Bu duanın metnine baktığımızda akla ilk olarak gelen soru "Muhammed(a.s) bu duayı kendisi okumuş mudur? Şayet okumuş ise kendisine mi selam ediyor?" şeklinde olacaktır. Soru gayet mantıklı ve haklıdır. Bu soruya klasik ilmihal bilgileri ile namaza yaklaşanların verecekleri cevap bir çok kimseyi tatmin etmeyecektir. Ettahiyyatu duasını Muhammed(a.s)'ın namazda okuması mümkün değildir, kendisine salat ve selam etmesi gibi bir duruma düşmesi söz konusu olamaz. Bu duayı ashabına tavsiye ederek, onların okumuş olması daha kuvvetli bir ihtimaldir.

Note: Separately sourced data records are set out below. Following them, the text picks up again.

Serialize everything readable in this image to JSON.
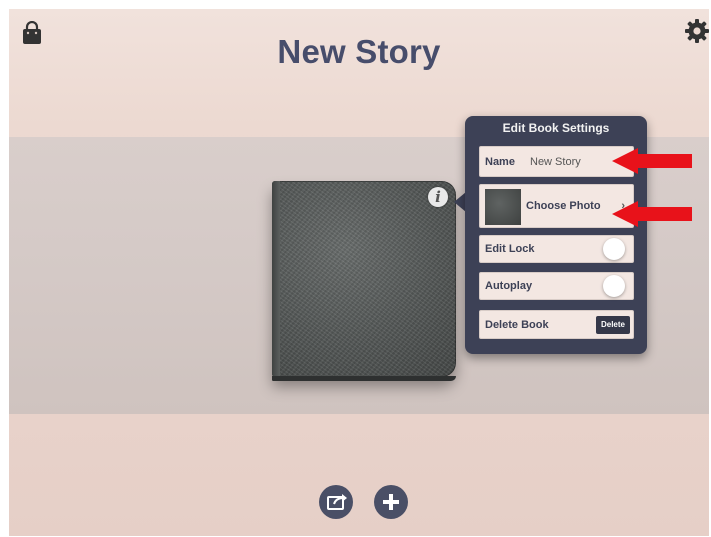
{
  "header": {
    "title": "New Story"
  },
  "popover": {
    "title": "Edit Book Settings",
    "name_label": "Name",
    "name_value": "New Story",
    "choose_photo_label": "Choose Photo",
    "chevron": "›",
    "edit_lock_label": "Edit Lock",
    "autoplay_label": "Autoplay",
    "delete_book_label": "Delete Book",
    "delete_button_label": "Delete"
  },
  "book": {
    "info_glyph": "i"
  },
  "icons": {
    "top_left": "shopping-bag-icon",
    "top_right": "gear-icon",
    "bottom_left": "share-icon",
    "bottom_right": "add-icon"
  },
  "colors": {
    "accent": "#474d6b",
    "popover": "#3d4156",
    "annotation": "#e8121a"
  }
}
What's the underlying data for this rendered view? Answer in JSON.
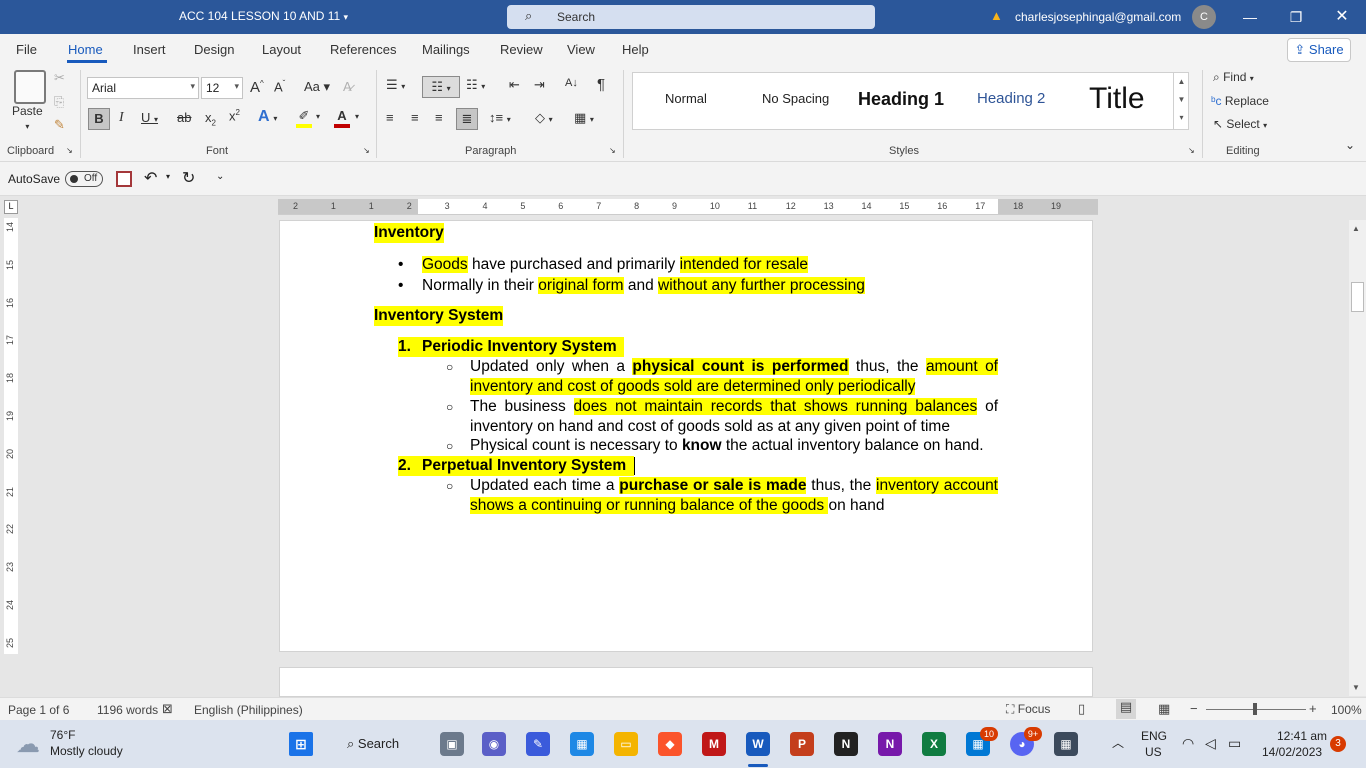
{
  "titlebar": {
    "doc_title": "ACC 104 LESSON 10 AND 11",
    "search_placeholder": "Search",
    "email": "charlesjosephingal@gmail.com",
    "avatar_initial": "C"
  },
  "menu_tabs": [
    "File",
    "Home",
    "Insert",
    "Design",
    "Layout",
    "References",
    "Mailings",
    "Review",
    "View",
    "Help"
  ],
  "share_label": "Share",
  "ribbon": {
    "clipboard": {
      "paste_label": "Paste",
      "group_label": "Clipboard"
    },
    "font": {
      "name": "Arial",
      "size": "12",
      "group_label": "Font"
    },
    "paragraph": {
      "group_label": "Paragraph"
    },
    "styles": {
      "group_label": "Styles",
      "items": [
        "Normal",
        "No Spacing",
        "Heading 1",
        "Heading 2",
        "Title"
      ]
    },
    "editing": {
      "find": "Find",
      "replace": "Replace",
      "select": "Select",
      "group_label": "Editing"
    }
  },
  "qat": {
    "autosave_label": "AutoSave",
    "autosave_state": "Off"
  },
  "ruler": {
    "h_ticks": [
      "2",
      "1",
      "1",
      "2",
      "3",
      "4",
      "5",
      "6",
      "7",
      "8",
      "9",
      "10",
      "11",
      "12",
      "13",
      "14",
      "15",
      "16",
      "17",
      "18",
      "19"
    ],
    "v_ticks": [
      "14",
      "15",
      "16",
      "17",
      "18",
      "19",
      "20",
      "21",
      "22",
      "23",
      "24",
      "25"
    ]
  },
  "document": {
    "heading_inventory": "Inventory",
    "inv_b1": {
      "p1": "Goods",
      "p2": " have purchased and primarily ",
      "p3": "intended for resale"
    },
    "inv_b2": {
      "p1": "Normally in their ",
      "p2": "original form",
      "p3": " and ",
      "p4": "without any further processing"
    },
    "heading_system": "Inventory System",
    "periodic": {
      "num": "1.",
      "title": "Periodic Inventory System",
      "s1": {
        "p1": "Updated only when a ",
        "p2": "physical count is performed",
        "p3": " thus, the ",
        "p4": "amount of inventory and cost of goods sold are determined only periodically"
      },
      "s2": {
        "p1": "The business ",
        "p2": "does not maintain records that shows running balances",
        "p3": " of inventory on hand and cost of goods sold as at any given point of time"
      },
      "s3": {
        "p1": "Physical count is necessary to ",
        "p2": "know",
        "p3": " the actual inventory balance on hand."
      }
    },
    "perpetual": {
      "num": "2.",
      "title": "Perpetual Inventory System",
      "s1": {
        "p1": "Updated each time a ",
        "p2": "purchase or sale is made",
        "p3": " thus, the ",
        "p4": "inventory account shows a continuing or running balance of the goods ",
        "p5": "on hand"
      }
    }
  },
  "statusbar": {
    "page": "Page 1 of 6",
    "words": "1196 words",
    "language": "English (Philippines)",
    "focus": "Focus",
    "zoom": "100%"
  },
  "taskbar": {
    "temp": "76°F",
    "weather": "Mostly cloudy",
    "search_label": "Search",
    "lang_top": "ENG",
    "lang_bottom": "US",
    "time": "12:41 am",
    "date": "14/02/2023",
    "notif_count": "3",
    "teams_badge": "10",
    "discord_badge": "9+"
  }
}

Bu duanın farklı versiyonlarının da olduğunu burada hatırlatmak isteriz.

Şunun bilinmesi gerekir ki; Muhammed(a.s) ve ashabının kıldıkları namaz, şekilsel olarak bizim bugünkü kıldığımız namaz ile aynı olabilir. Namaz ibadeti içinde olan "kıyam", "rüku", "secde" gibi yapılanlar namazın olmazsa olmazlarındandır. Ancak Muhammed(a.s) ashabına bugün anladığımız anlamda ilmihal türünden bilgiler verip namazı şekilsel bir ritüele indirgememiştir.

Namaz bir tevhid sembolu olarak Muhammed(a.s) ve ashabının hayatında yer almakta, namaz içinde yapmış oldukları kıyam, rüku ve secde ile sadece Allah(c.c)'yi Rab ve İlah tanıdıklarını ilan etmekteydiler. Bu namaz içinde illa ki bir takım şeyler okunmakta idi ve bu okunanların anlamı Muhammed(a.s) ve ashabı tarafından bilinmekte ve hayat içinde yerini bulmaktaydı.

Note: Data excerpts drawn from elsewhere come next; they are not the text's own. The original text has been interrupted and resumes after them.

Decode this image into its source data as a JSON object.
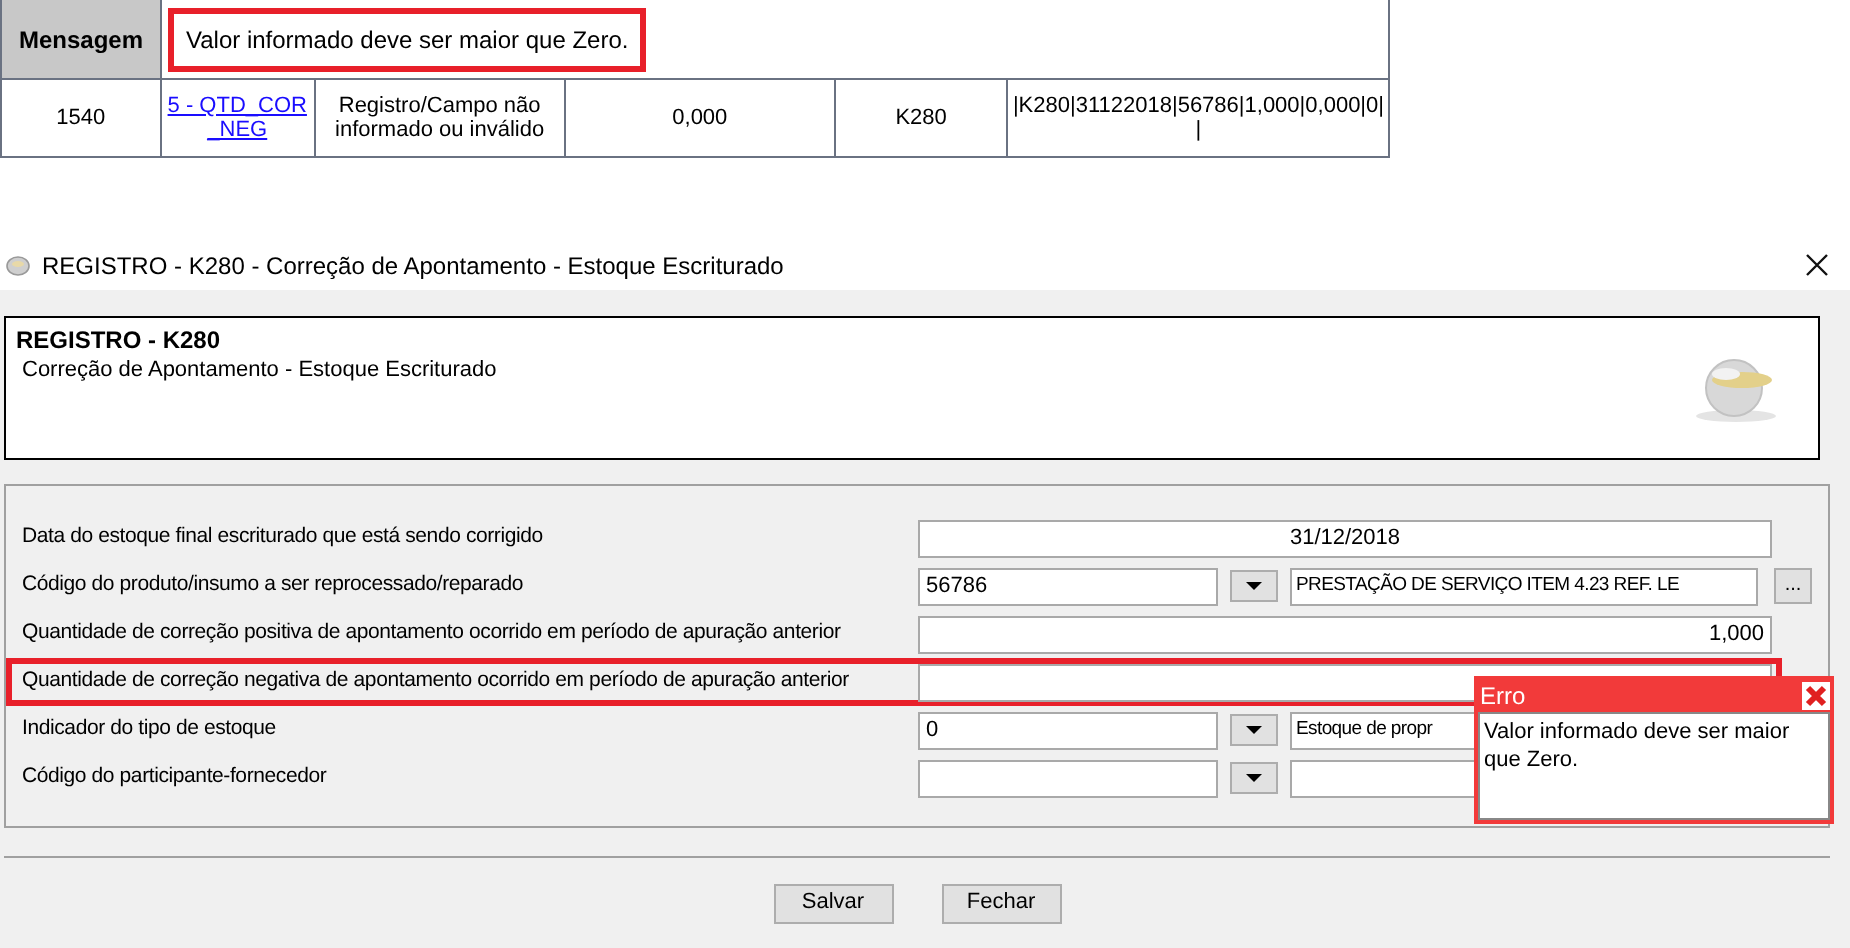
{
  "report": {
    "message_label": "Mensagem",
    "message": "Valor informado deve ser maior que Zero.",
    "message_highlighted": true,
    "row": [
      {
        "kind": "text",
        "text": "1540"
      },
      {
        "kind": "link",
        "text": "5 - QTD_COR_NEG"
      },
      {
        "kind": "text",
        "text": "Registro/Campo não informado ou inválido"
      },
      {
        "kind": "text",
        "text": "0,000"
      },
      {
        "kind": "text",
        "text": "K280"
      },
      {
        "kind": "text",
        "text": "|K280|31122018|56786|1,000|0,000|0| |"
      }
    ]
  },
  "window": {
    "title": "REGISTRO - K280 - Correção de Apontamento - Estoque Escriturado",
    "header": {
      "title": "REGISTRO - K280",
      "subtitle": "Correção de Apontamento - Estoque Escriturado"
    },
    "fields": [
      {
        "kind": "date",
        "label": "Data do estoque final escriturado que está sendo corrigido",
        "value": "31/12/2018",
        "highlighted": false
      },
      {
        "kind": "lookup",
        "label": "Código do produto/insumo a  ser reprocessado/reparado",
        "value": "56786",
        "description": "PRESTAÇÃO DE SERVIÇO ITEM  4.23 REF. LE",
        "browse": "...",
        "highlighted": false
      },
      {
        "kind": "number",
        "label": "Quantidade de correção positiva de apontamento ocorrido em período de apuração anterior",
        "value": "1,000",
        "highlighted": false
      },
      {
        "kind": "number",
        "label": "Quantidade de correção negativa de apontamento ocorrido em período de apuração anterior",
        "highlighted": true
      },
      {
        "kind": "combo",
        "label": "Indicador do tipo de estoque",
        "value": "0",
        "description": "Estoque de propr",
        "highlighted": false
      },
      {
        "kind": "combo",
        "label": "Código do participante-fornecedor",
        "highlighted": false
      }
    ],
    "buttons": [
      "Salvar",
      "Fechar"
    ],
    "error": {
      "title": "Erro",
      "message": "Valor informado deve ser maior que Zero."
    }
  }
}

Etttahiyyatu duasının uydurma rivayetler ile yüceltilmiş olması bir tarafa, bugün okunduğu şekli ile okunmasının Muhammed(a.s)'ın yaşadığı zaman zarfı içinde AHZAB 56 ayeti gereğince yapılmış bir dua olduğunu söylemek mümkündür.

[033.056] Muhakkak ki, Allah Teâlâ ve melekleri peygamber üzerine salatta bulunurlar. Ey imân etmiş kimseler! O'nun üzerine salatta, teslimiyetle selâmda bulunun.

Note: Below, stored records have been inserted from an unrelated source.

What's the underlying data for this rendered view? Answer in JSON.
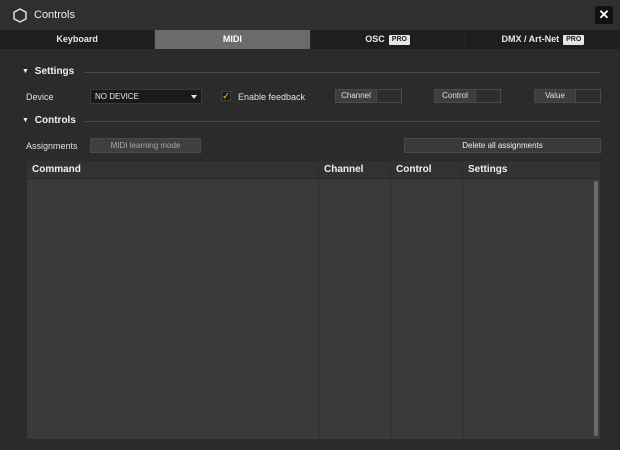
{
  "window": {
    "title": "Controls",
    "close_label": "✕"
  },
  "tabs": [
    {
      "label": "Keyboard",
      "pro": ""
    },
    {
      "label": "MIDI",
      "pro": ""
    },
    {
      "label": "OSC",
      "pro": "PRO"
    },
    {
      "label": "DMX / Art-Net",
      "pro": "PRO"
    }
  ],
  "active_tab": "MIDI",
  "settings": {
    "header": "Settings",
    "device_label": "Device",
    "device_value": "NO DEVICE",
    "enable_feedback_label": "Enable feedback",
    "enable_feedback_checked": true,
    "channel_label": "Channel",
    "control_label": "Control",
    "value_label": "Value"
  },
  "controls": {
    "header": "Controls",
    "assignments_label": "Assignments",
    "learning_button": "MIDI learning mode",
    "delete_button": "Delete all assignments",
    "columns": [
      "Command",
      "Channel",
      "Control",
      "Settings"
    ]
  },
  "colors": {
    "accent_check": "#e09a2a",
    "active_tab": "#6b6b6b"
  }
}
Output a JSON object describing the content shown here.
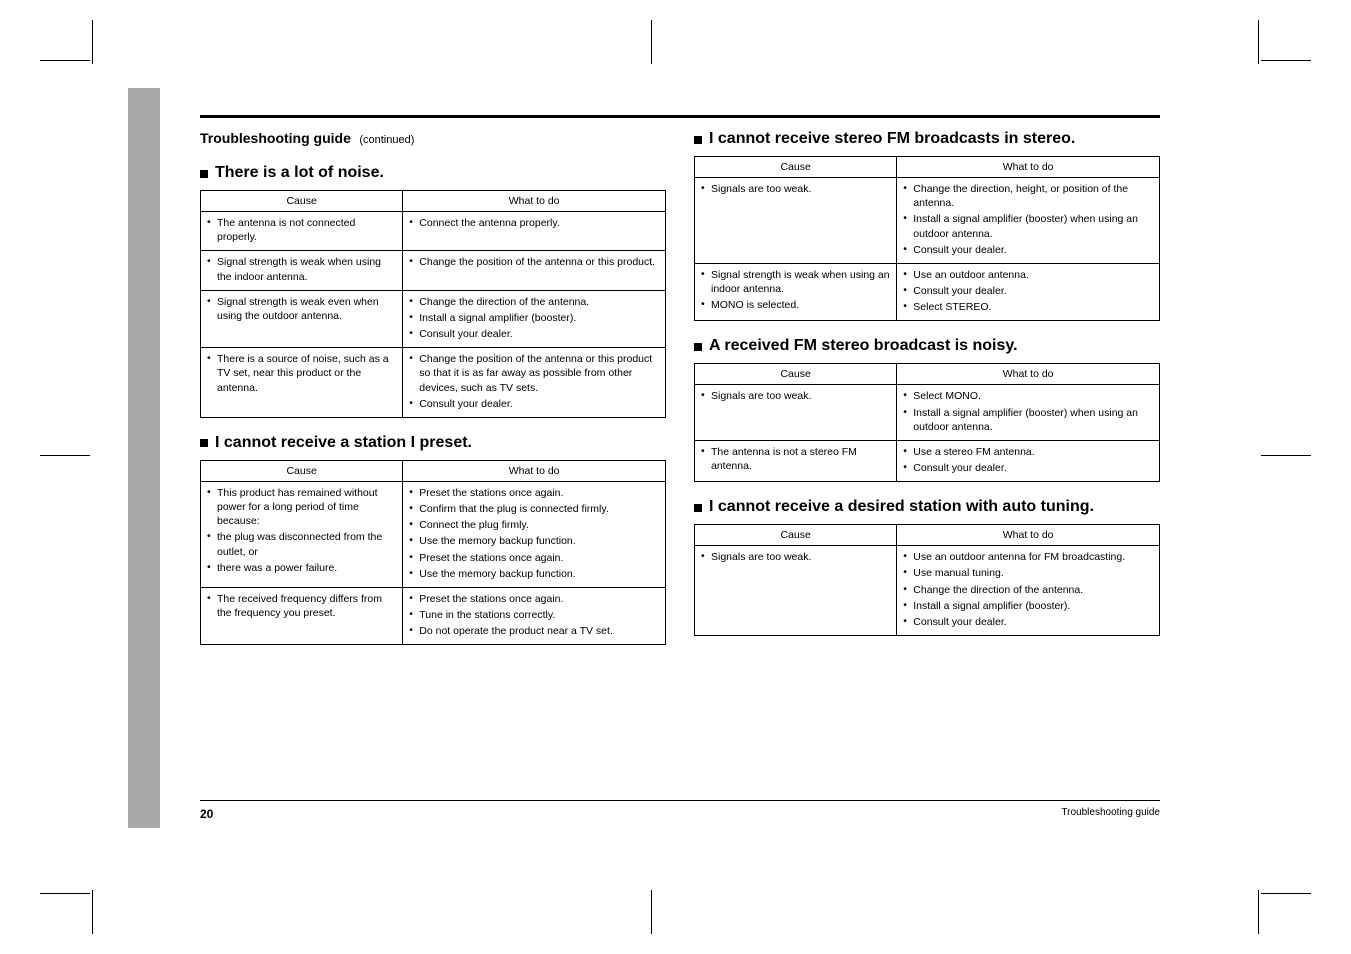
{
  "header": {
    "title": "Troubleshooting guide",
    "subtitle": "(continued)"
  },
  "sections": [
    {
      "heading": "There is a lot of noise.",
      "cols": [
        "Cause",
        "What to do"
      ],
      "rows": [
        {
          "cause": [
            "The antenna is not connected properly."
          ],
          "action": [
            "Connect the antenna properly."
          ]
        },
        {
          "cause": [
            "Signal strength is weak when using the indoor antenna."
          ],
          "action": [
            "Change the position of the antenna or this product."
          ]
        },
        {
          "cause": [
            "Signal strength is weak even when using the outdoor antenna."
          ],
          "action": [
            "Change the direction of the antenna.",
            "Install a signal amplifier (booster).",
            "Consult your dealer."
          ]
        },
        {
          "cause": [
            "There is a source of noise, such as a TV set, near this product or the antenna."
          ],
          "action": [
            "Change the position of the antenna or this product so that it is as far away as possible from other devices, such as TV sets.",
            "Consult your dealer."
          ]
        }
      ]
    },
    {
      "heading": "I cannot receive a station I preset.",
      "cols": [
        "Cause",
        "What to do"
      ],
      "rows": [
        {
          "cause": [
            "This product has remained without power for a long period of time because:",
            "the plug was disconnected from the outlet, or",
            "there was a power failure."
          ],
          "action": [
            "Preset the stations once again.",
            "Confirm that the plug is connected firmly.",
            "Connect the plug firmly.",
            "Use the memory backup function.",
            "Preset the stations once again.",
            "Use the memory backup function."
          ]
        },
        {
          "cause": [
            "The received frequency differs from the frequency you preset."
          ],
          "action": [
            "Preset the stations once again.",
            "Tune in the stations correctly.",
            "Do not operate the product near a TV set."
          ]
        }
      ]
    },
    {
      "heading": "I cannot receive stereo FM broadcasts in stereo.",
      "cols": [
        "Cause",
        "What to do"
      ],
      "rows": [
        {
          "cause": [
            "Signals are too weak."
          ],
          "action": [
            "Change the direction, height, or position of the antenna.",
            "Install a signal amplifier (booster) when using an outdoor antenna.",
            "Consult your dealer."
          ]
        },
        {
          "cause": [
            "Signal strength is weak when using an indoor antenna.",
            "MONO is selected."
          ],
          "action": [
            "Use an outdoor antenna.",
            "Consult your dealer.",
            "Select STEREO."
          ]
        }
      ]
    },
    {
      "heading": "A received FM stereo broadcast is noisy.",
      "cols": [
        "Cause",
        "What to do"
      ],
      "rows": [
        {
          "cause": [
            "Signals are too weak."
          ],
          "action": [
            "Select MONO.",
            "Install a signal amplifier (booster) when using an outdoor antenna."
          ]
        },
        {
          "cause": [
            "The antenna is not a stereo FM antenna."
          ],
          "action": [
            "Use a stereo FM antenna.",
            "Consult your dealer."
          ]
        }
      ]
    },
    {
      "heading": "I cannot receive a desired station with auto tuning.",
      "cols": [
        "Cause",
        "What to do"
      ],
      "rows": [
        {
          "cause": [
            "Signals are too weak."
          ],
          "action": [
            "Use an outdoor antenna for FM broadcasting.",
            "Use manual tuning.",
            "Change the direction of the antenna.",
            "Install a signal amplifier (booster).",
            "Consult your dealer."
          ]
        }
      ]
    }
  ],
  "footer": {
    "page": "20",
    "running": "Troubleshooting guide"
  }
}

AHZAB 56 ayetinde Allah(c.c) ve meleklerinin Muhammed(a.s)'a salat yani destekte bulundukları belirtilmekte ve mü'minlerin bu desteğe ortak olarak Muhammed(a.s)'ı desteklemeleri istenmektedir.

Ettahiyyatu duası bu emrin bir gereği olarak tevhid eylemi olan namaz içinde mü'minlerin okudukları bir duadır. Bu dua Muhammed(a.s)'ın ashabı tarafından bugün bizlerin okuduğu şekli ile yani sadece ilmihal bilgileri ile donatılmış kitaplarda yazdığı için değil (vacip hükmünde olduğu için okunması, okunmaması sonucunda namazın sıhhatine halel getireceği gerekçesi gibi), Allah(c.c)'nin onlara olan emrinin bir neticesindedir.

Burada bilinmesi gereken bir durum vardır; Dua etmek demek sadece dilde kalan, içselleştirilmemiş ve fiile dökülmemiş sözler değil, pratik hayata indirgenen ve hayat içinde yerini bulan sözlerdir. Ashab eğer Muhammed(a.s)'a salat ve selam ediyorsa, bu salat ve selamın ne demek olduğunu ve olması gerektiğini, yaşadıkları hayat içinde göstermekteydiler. Ashab bu duayı sadece dilde söylenmesi gereken içi boş bir dua olarak değil, yaşantısı ile Muhammed(a.s)'a destek vererek yani salat ederek gösteriyordu.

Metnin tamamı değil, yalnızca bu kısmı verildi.